La peste brune, jamais éradiquée. L’élection de Jair Bolsonaro n’a pas hanté nos dernières nuits au hasard d’une actualité hagarde, mais bien parce qu’il s’agit d’un événement majeur de notre histoire contemporaine, qui nous incite non plus à la vigilance, mais au combat actif.
La citation de Camus résonne aussi en mémoire de tous ces abrutis (comment les nommer autrement?) faussement amusés par la situation annoncée là-bas depuis des semaines, qui ont trop longtemps pris ce personnage à la légère, peu au sérieux, le voyant en «petit Trump tropical», comme pour rabaisser sa dangerosité.

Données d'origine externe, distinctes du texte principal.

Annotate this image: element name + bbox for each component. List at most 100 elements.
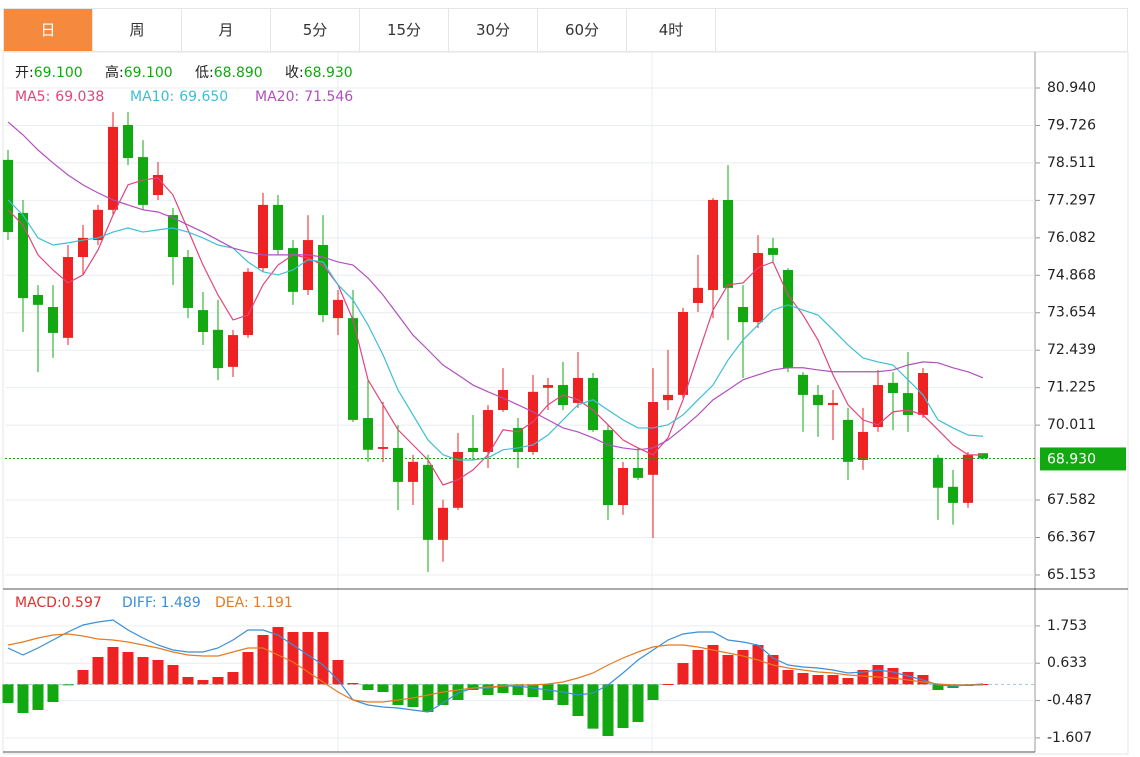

Mais 2 et 2 font 4. Les Brésiliens concernés le savent, ils ont déjà ce goût âcre de l’apocalypse sur leurs lèvres. Appelons donc les choses par leur nom. Jair Bolsonaro n’est pas qu’un illusionniste sans scrupule vantant par simple provocation nostalgique la période dictatoriale du pays (1964-1985). Non, cet homme est un fasciste revendiqué, avec tous les attributs afférant à l’ignoble descendance. «Celui qui ose dire que 2 et 2 font 4 est puni de mort.» 
Un peu de dignité et de courage: personne ne pourra dire qu’il ne savait pas, qu’il n’avait pas entendu le bruit de la terreur annoncée. Alors que les discours anticommunistes des militaires brésiliens auteurs du coup d’État en 1964 légitimaient leur action au nom de la démocratie (sic), le discours de Bolsonaro se justifie aujourd’hui au nom de la dictature!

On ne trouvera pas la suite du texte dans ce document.